Myanmar’s President headed to devastated rural regions where a state of emergency was declared after deadly monsoon rains displaced tens of thousands of people, flooded swathes of rice paddy and prompted fears of dams collapsing.
Thein Sein was due to arrive on Saturday at a military base in Sagaing Division, a major rice growing area where soldiers are coordinating a relief effort after a month of rain over all but two of Myanmar’s 14 States.
Inundated in July The storms and floods have so far killed 21 people, with water levels as high as 2.5 metres in Sagaing and 4.5 metres in western Rakhine state, according to the government, which on Friday declared four regions disaster zones.

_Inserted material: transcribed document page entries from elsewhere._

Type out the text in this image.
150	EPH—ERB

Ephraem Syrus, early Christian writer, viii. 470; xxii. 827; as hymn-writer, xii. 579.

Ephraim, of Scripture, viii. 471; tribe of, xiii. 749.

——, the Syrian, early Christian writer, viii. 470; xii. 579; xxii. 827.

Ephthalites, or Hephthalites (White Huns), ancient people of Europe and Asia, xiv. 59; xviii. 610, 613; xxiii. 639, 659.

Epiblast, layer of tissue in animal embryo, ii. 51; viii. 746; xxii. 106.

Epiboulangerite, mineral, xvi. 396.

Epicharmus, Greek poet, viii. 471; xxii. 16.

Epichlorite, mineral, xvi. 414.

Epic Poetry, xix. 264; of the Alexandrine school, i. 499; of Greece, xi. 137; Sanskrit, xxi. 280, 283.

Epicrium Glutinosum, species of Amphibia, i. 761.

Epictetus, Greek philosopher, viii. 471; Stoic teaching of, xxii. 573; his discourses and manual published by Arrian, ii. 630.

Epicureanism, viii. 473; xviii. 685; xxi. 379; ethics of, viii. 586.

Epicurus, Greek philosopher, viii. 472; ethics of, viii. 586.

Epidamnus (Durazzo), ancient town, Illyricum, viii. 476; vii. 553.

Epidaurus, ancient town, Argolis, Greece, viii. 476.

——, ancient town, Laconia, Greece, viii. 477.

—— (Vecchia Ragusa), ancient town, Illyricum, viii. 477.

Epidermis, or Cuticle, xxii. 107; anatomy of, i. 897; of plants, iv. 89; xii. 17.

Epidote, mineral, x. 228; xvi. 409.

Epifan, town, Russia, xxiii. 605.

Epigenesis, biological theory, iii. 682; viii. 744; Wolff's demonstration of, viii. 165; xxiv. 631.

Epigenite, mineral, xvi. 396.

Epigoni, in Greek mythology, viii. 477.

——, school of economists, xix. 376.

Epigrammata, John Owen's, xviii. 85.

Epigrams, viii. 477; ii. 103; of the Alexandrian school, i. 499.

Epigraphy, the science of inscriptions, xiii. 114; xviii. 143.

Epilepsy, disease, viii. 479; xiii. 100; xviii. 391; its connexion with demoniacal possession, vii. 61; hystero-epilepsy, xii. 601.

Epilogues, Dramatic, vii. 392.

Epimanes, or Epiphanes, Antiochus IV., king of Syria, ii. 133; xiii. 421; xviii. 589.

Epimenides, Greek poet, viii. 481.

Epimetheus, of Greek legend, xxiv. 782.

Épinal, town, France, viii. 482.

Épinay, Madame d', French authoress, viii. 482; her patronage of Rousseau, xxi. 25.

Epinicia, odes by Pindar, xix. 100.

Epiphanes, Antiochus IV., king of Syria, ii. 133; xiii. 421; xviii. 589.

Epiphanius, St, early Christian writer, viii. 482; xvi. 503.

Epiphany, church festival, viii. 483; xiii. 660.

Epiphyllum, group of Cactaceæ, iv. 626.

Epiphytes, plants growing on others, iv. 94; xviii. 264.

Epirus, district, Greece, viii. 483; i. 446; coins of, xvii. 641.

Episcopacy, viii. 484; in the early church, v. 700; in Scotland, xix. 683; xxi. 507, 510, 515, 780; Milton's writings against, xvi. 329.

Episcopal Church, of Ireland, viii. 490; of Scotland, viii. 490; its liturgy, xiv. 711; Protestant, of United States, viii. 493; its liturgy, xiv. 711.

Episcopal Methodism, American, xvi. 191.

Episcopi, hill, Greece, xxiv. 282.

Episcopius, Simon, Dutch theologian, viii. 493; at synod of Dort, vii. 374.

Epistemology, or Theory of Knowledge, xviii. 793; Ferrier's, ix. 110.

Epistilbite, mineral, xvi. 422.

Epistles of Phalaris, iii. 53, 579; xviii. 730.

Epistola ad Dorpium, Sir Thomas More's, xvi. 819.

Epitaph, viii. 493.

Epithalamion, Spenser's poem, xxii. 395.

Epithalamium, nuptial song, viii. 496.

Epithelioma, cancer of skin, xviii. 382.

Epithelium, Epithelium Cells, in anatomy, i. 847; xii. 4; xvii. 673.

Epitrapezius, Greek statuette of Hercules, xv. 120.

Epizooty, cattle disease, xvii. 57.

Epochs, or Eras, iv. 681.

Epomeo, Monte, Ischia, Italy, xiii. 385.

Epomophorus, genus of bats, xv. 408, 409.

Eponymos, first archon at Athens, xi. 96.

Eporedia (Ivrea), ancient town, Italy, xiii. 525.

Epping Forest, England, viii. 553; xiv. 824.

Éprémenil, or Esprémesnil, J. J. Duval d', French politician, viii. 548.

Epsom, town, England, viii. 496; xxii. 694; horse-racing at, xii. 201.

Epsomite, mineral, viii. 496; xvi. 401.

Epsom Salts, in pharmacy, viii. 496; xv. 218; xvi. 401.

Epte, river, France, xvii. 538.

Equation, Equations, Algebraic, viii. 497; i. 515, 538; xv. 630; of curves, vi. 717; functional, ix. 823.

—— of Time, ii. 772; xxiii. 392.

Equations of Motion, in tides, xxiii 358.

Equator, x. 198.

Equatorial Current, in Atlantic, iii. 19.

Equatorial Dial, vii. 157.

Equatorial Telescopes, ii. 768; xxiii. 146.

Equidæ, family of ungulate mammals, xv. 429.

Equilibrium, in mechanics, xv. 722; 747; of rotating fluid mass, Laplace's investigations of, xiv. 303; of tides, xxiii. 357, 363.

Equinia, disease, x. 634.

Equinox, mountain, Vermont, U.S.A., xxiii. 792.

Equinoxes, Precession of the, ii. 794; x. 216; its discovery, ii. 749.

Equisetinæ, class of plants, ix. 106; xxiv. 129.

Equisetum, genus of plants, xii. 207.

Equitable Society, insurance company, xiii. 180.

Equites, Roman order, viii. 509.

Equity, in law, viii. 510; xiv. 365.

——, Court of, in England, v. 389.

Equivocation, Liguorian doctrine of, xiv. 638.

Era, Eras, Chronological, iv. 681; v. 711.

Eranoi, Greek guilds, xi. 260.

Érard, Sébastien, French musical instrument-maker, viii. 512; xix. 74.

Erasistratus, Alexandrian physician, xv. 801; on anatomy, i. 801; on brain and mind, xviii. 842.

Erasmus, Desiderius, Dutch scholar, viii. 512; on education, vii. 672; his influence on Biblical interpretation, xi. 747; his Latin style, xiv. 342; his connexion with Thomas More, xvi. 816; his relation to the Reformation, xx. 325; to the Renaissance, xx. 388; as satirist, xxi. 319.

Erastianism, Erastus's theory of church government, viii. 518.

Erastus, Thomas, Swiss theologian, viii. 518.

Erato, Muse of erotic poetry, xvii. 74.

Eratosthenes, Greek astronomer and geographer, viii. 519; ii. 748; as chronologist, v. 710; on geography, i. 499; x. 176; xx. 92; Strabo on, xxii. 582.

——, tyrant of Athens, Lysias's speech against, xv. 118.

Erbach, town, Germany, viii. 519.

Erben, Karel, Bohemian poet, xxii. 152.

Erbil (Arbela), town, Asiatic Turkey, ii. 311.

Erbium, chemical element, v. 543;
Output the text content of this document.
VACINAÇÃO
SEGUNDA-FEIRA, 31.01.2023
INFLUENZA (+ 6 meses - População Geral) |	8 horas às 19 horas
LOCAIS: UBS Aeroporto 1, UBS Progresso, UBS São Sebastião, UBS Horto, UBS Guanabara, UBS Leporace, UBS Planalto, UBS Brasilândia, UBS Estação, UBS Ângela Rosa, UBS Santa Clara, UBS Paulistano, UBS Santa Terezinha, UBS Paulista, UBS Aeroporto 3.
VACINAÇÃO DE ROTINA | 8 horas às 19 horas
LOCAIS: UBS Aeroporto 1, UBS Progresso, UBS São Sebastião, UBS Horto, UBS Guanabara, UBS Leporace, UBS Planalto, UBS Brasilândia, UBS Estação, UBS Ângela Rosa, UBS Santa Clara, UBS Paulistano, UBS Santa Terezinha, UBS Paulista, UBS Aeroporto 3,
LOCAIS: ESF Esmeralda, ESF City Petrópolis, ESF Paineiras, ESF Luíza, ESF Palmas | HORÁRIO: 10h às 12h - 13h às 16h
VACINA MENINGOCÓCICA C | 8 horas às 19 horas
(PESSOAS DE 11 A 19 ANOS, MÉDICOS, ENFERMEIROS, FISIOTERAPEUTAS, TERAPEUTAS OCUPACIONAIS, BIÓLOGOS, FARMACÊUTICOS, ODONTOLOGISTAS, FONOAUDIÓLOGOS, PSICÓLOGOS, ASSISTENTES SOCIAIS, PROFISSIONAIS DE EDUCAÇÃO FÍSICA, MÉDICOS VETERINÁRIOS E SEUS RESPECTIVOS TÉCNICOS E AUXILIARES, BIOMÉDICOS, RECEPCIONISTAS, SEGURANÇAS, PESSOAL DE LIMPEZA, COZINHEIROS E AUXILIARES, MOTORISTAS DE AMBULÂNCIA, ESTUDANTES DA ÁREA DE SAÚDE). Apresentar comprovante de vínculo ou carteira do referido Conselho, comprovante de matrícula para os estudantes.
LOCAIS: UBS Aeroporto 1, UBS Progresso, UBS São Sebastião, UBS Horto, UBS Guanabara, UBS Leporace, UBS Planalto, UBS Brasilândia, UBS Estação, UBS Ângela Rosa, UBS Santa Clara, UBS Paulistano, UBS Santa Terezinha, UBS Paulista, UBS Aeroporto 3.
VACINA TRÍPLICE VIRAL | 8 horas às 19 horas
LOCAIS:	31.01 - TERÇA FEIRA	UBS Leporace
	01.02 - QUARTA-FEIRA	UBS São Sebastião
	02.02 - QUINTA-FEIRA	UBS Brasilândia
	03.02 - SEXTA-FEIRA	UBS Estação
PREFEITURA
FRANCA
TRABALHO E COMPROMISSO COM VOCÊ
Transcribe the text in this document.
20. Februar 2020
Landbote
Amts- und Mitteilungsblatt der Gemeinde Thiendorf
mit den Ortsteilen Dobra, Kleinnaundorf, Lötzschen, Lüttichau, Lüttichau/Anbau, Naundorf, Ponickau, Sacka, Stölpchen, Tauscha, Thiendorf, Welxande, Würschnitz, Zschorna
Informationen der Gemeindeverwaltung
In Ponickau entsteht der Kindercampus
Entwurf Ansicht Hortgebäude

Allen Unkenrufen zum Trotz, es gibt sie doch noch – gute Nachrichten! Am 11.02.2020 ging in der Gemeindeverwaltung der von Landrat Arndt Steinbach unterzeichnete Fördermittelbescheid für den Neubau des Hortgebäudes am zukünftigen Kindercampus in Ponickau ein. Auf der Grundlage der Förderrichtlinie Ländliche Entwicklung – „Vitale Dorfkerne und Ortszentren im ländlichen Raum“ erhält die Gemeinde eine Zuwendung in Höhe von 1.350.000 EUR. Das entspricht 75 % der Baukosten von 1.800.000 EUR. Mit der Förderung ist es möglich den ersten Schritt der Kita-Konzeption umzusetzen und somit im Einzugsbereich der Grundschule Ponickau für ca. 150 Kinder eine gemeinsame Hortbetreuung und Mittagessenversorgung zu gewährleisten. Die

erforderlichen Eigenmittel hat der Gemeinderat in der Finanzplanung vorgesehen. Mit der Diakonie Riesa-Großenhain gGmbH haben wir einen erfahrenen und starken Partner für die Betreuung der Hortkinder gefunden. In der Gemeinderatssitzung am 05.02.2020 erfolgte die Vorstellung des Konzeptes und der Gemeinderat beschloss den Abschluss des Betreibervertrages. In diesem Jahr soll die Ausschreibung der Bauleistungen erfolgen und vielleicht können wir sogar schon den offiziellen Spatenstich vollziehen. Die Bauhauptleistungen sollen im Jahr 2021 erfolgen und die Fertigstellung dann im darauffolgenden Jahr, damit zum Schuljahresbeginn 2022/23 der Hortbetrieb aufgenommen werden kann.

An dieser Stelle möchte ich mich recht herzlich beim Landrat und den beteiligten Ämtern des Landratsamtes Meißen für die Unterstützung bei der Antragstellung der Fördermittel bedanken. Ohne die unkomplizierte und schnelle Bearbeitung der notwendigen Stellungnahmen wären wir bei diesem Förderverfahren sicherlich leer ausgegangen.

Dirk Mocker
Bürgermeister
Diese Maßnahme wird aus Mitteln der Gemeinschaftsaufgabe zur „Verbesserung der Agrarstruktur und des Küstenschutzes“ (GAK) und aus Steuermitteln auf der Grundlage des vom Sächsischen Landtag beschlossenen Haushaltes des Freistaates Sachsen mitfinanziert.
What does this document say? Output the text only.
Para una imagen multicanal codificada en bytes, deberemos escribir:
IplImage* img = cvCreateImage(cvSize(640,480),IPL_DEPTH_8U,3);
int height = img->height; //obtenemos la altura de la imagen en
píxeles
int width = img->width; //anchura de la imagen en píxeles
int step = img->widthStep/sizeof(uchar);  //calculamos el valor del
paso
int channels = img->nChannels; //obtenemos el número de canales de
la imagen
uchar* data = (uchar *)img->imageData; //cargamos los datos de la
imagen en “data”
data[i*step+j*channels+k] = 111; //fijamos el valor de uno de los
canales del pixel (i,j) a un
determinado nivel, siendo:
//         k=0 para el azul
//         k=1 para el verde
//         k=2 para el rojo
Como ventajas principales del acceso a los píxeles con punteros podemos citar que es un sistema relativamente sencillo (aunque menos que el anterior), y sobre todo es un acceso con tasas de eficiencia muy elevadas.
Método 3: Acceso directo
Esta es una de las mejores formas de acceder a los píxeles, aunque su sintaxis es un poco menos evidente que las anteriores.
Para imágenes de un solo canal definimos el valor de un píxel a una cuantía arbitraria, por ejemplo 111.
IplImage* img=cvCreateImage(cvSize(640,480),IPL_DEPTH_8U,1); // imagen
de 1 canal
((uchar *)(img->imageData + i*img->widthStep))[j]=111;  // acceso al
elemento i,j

Myanmar was inundated throughout last month and storms since July 22 have “severely affected” between 67,000 and 110,000 people, according to the United Nations.
Though rain has stopped in most areas, the recovery effort is a major test for impoverished Myanmar. The country has only basic infrastructure and medical facilities and is ill-equipped to deal with disasters, as shown when Cyclone Nargis battered the Irrawaddy Delta in 2008, killing 130,000 people.
Nearly 525,000 acres of farmland has been affected, an area roughly the size of Luxembourg, and more than 34,000 acres of paddy fields damaged, mostly in the Sagaing, Kachin State, Bago and Rakhine state regions, the agriculture ministry said.